SEMARAPURA – Penerapan Peraturan Gubernur Bali Nomor 79 Tahun 2018 tentang hari Penggunaan Busana Adat Bali memberi berkah bagi pengusaha tenun di Kabupaten Klungkung.
Pasalnya, pesanan kain tenun mengalami peningkatan sejak Pergub tersebut diterapkan. Pasar potensial produk kerajinan ini pun semakin luas.
Pemilik Pertenunan Astiti, I Nyoman Sudira mengungkapkan, sebelum Pergup tersebut ada, penjualan produk kain tenun produksinya cukup lesu.
Apalagi dengan banyaknya produk tiruan dari luar Bali dengan harga murah. Mau tidak mau dia harus bersaing di tengah lesunya pesanan.
“Kain tenun tiruan dari luar Bali itu bisa lebih murah karena upah pekerjanya lebih murah. Begitu juga dengan bahan baku,” katanya.
Hampir satu tahun Peraturan Gubernur Bali Nomor 79 Tahun 2018 tentang hari Penggunaan Busana Adat Bali diterapkan, dia mengaku pesanan kain tenun produksinya mengalami peningkatan.
Tidak hanya dari instansi pemerintahan dan perkantoran, menurutnya, pesanan datang juga dari kalangan anak muda. “Pemasaran kain tenun kini lebih luas,” ujarnya.
Menurutnya, hingga saat ini produk kain tenunannya merupakan produk yang dibuat dengan alat tenun bukan mesin (ATBM).
Sehingga dibutuhkan keterampilan dan kesabaran dalam membuat produk kain tenun menggunakan alat tersebut.
Hanya saja di tengah meningkatnya permintaan, dia mengaku kesulitan mendapat tenaga kerja. Bahkan, puluhan orang yang bekerja dengannya sebagian besar berusia lanjut.
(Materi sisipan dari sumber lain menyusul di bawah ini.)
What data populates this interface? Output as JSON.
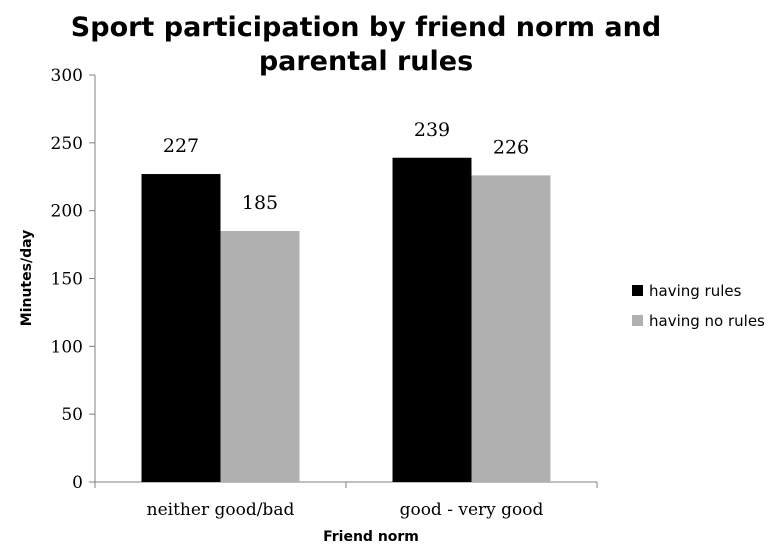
{
  "chart_data": {
    "type": "bar",
    "title_lines": [
      "Sport participation by friend norm and",
      "parental rules"
    ],
    "xlabel": "Friend norm",
    "ylabel": "Minutes/day",
    "categories": [
      "neither good/bad",
      "good - very good"
    ],
    "series": [
      {
        "name": "having rules",
        "values": [
          227,
          239
        ],
        "color": "#000000"
      },
      {
        "name": "having no rules",
        "values": [
          185,
          226
        ],
        "color": "#b0b0b0"
      }
    ],
    "data_labels": [
      [
        "227",
        "239"
      ],
      [
        "185",
        "226"
      ]
    ],
    "ylim": [
      0,
      300
    ],
    "yticks": [
      0,
      50,
      100,
      150,
      200,
      250,
      300
    ],
    "grid": false,
    "legend_position": "right"
  }
}
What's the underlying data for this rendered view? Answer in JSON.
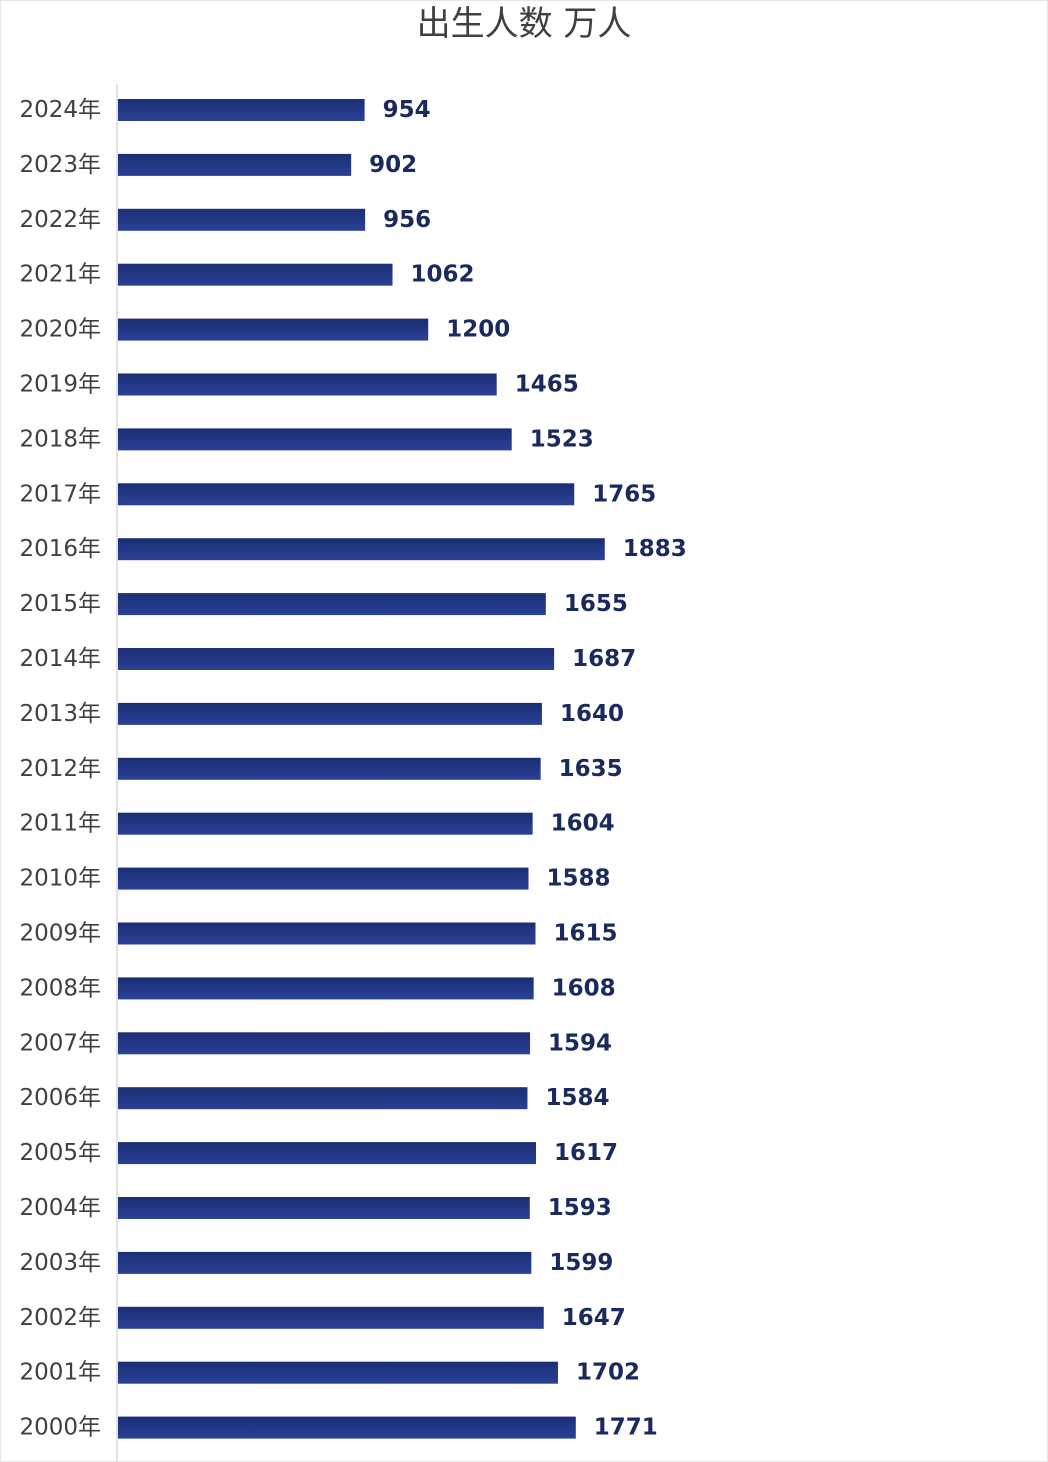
{
  "chart_data": {
    "type": "bar",
    "orientation": "horizontal",
    "title": "出生人数 万人",
    "categories": [
      "2024年",
      "2023年",
      "2022年",
      "2021年",
      "2020年",
      "2019年",
      "2018年",
      "2017年",
      "2016年",
      "2015年",
      "2014年",
      "2013年",
      "2012年",
      "2011年",
      "2010年",
      "2009年",
      "2008年",
      "2007年",
      "2006年",
      "2005年",
      "2004年",
      "2003年",
      "2002年",
      "2001年",
      "2000年"
    ],
    "values": [
      954,
      902,
      956,
      1062,
      1200,
      1465,
      1523,
      1765,
      1883,
      1655,
      1687,
      1640,
      1635,
      1604,
      1588,
      1615,
      1608,
      1594,
      1584,
      1617,
      1593,
      1599,
      1647,
      1702,
      1771
    ],
    "xlabel": "",
    "ylabel": "",
    "data_labels": true,
    "grid": false,
    "legend": "none",
    "colors": {
      "bar": "#1b2e73",
      "bar_gradient_end": "#2a4196",
      "value_label": "#1a2a5e",
      "category_label": "#404040",
      "axis_line": "#d9d9d9"
    }
  }
}
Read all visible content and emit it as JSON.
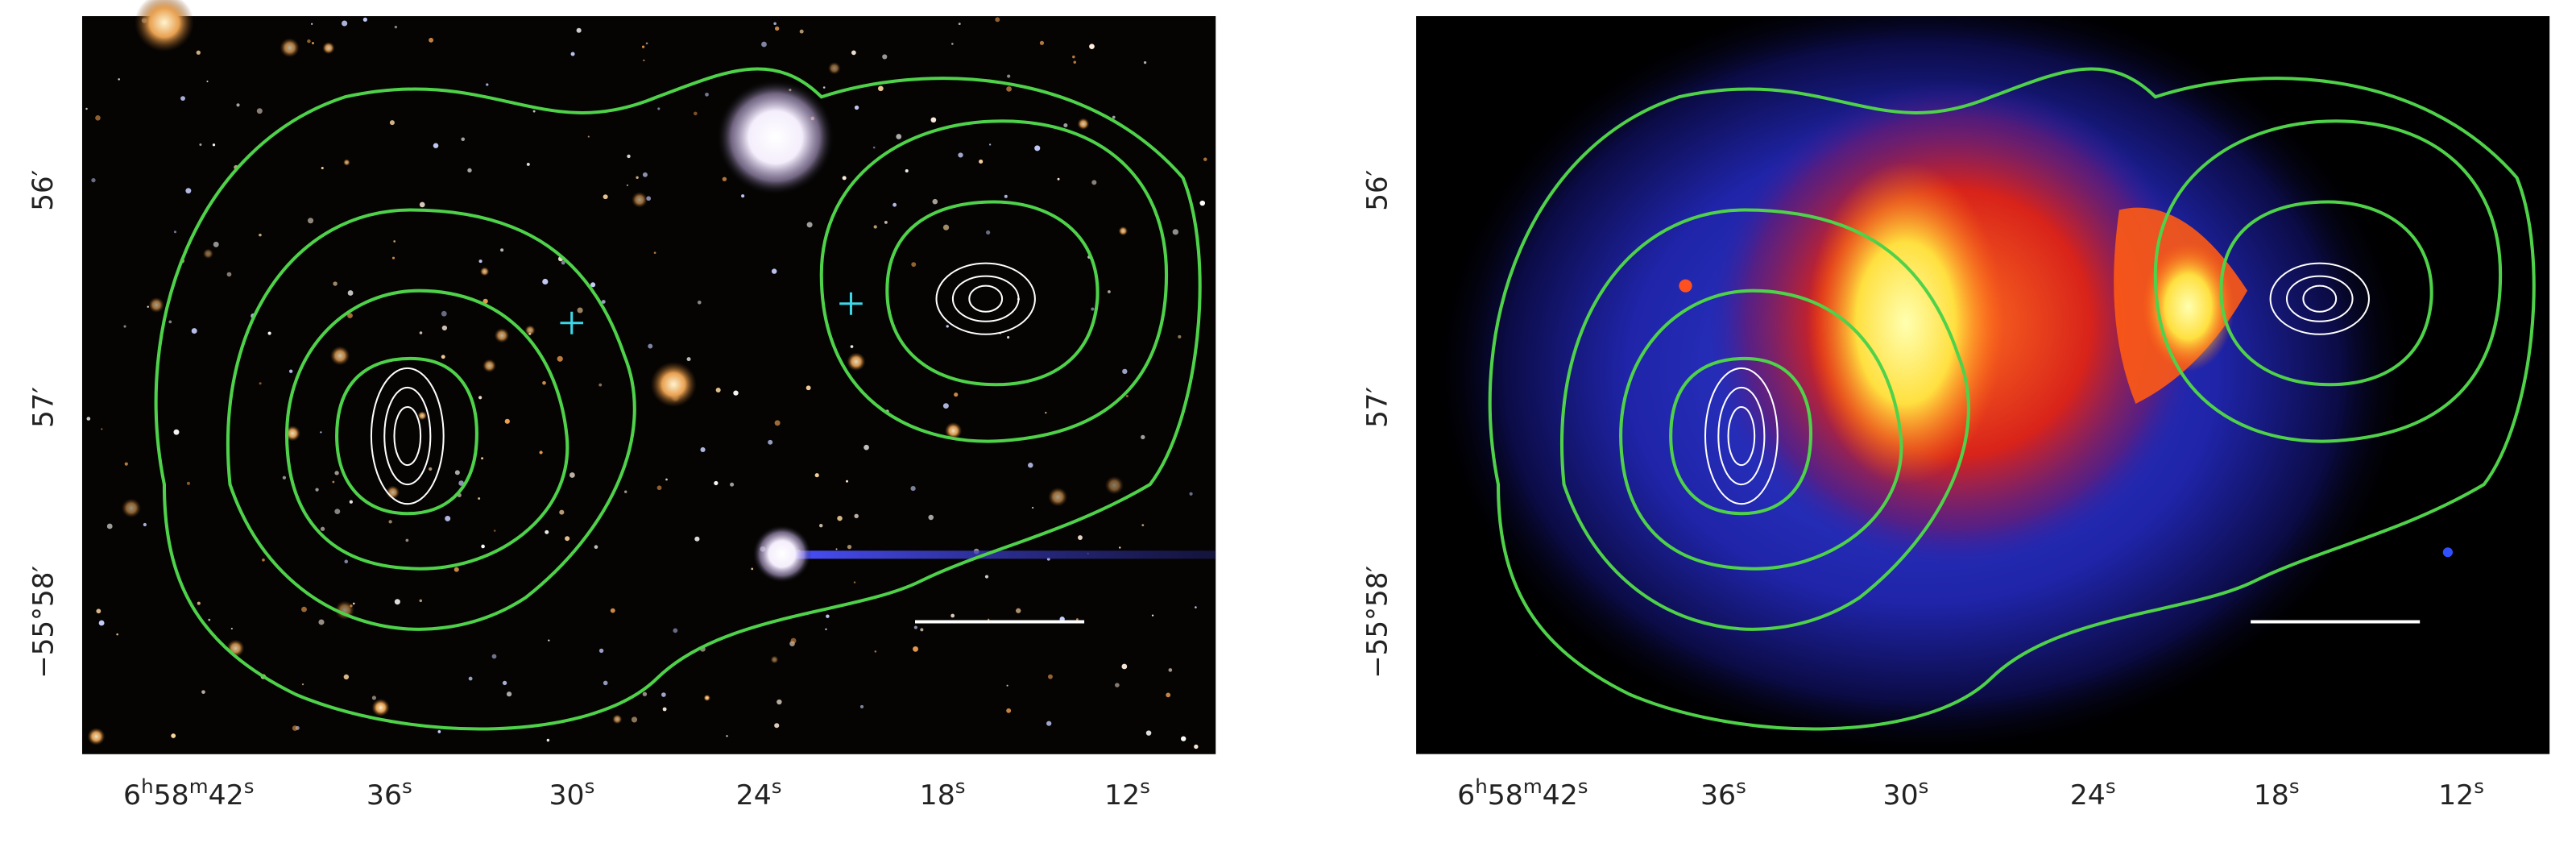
{
  "panels": [
    {
      "x_tick_labels": [
        "6h58m42s",
        "36s",
        "30s",
        "24s",
        "18s",
        "12s"
      ],
      "y_tick_labels": [
        "56′",
        "57′",
        "−55°58′"
      ]
    },
    {
      "x_tick_labels": [
        "6h58m42s",
        "36s",
        "30s",
        "24s",
        "18s",
        "12s"
      ],
      "y_tick_labels": [
        "56′",
        "57′",
        "−55°58′"
      ]
    }
  ]
}
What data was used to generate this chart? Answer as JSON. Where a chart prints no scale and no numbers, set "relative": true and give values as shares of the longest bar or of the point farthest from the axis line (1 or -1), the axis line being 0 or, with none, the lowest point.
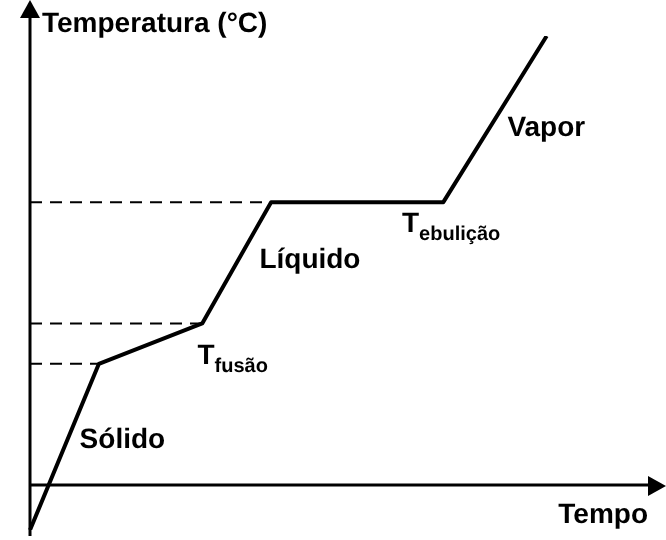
{
  "chart_data": {
    "type": "line",
    "relative": true,
    "xlabel": "Tempo",
    "ylabel": "Temperatura (°C)",
    "categories": [
      null,
      null,
      null,
      null,
      null,
      null,
      null,
      null,
      null,
      null,
      null,
      null,
      null,
      null,
      null,
      null,
      null,
      null,
      null
    ],
    "legend": false,
    "marker": "none",
    "series": [
      {
        "color": "#000000",
        "values": [
          -0.1,
          null,
          0.27,
          null,
          null,
          0.36,
          null,
          0.63,
          null,
          null,
          null,
          null,
          0.63,
          null,
          null,
          1,
          null,
          null,
          null
        ]
      }
    ],
    "ref_lines": [
      {
        "axis": "y",
        "value": 0.27,
        "line_style": "dashed",
        "color": "#000000"
      },
      {
        "axis": "y",
        "value": 0.36,
        "line_style": "dashed",
        "color": "#000000"
      },
      {
        "axis": "y",
        "value": 0.63,
        "line_style": "dashed",
        "color": "#000000"
      }
    ],
    "annotations": [
      "Sólido",
      "T$_{fusão}$",
      "Líquido",
      "T$_{ebulição}$",
      "Vapor"
    ]
  }
}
Akibatnya, dia kerap kewalahan menyelesaikan pesanan. “Apalagi kalau ada pesanan dari luar Bali, saya semakin kewalahan.
Untungnya para konsumen memaklumi kondisi ini. Anak muda serang jarang yang mau menjadi penenun,” ungkapnya.
Tidak hanya krisis tenaga kerja tenun, dia juga kerap dihadapkan dengan langkanya bahan baku benang.
Saat benang langka, harganya pun akan lebih mahal sehingga pemerintah terkadang turun tangan untuk menangani permasalahan ini.
“Untuk benang, kami menggunakan benang impor dari India karena produknya asli katun,” tandasnya.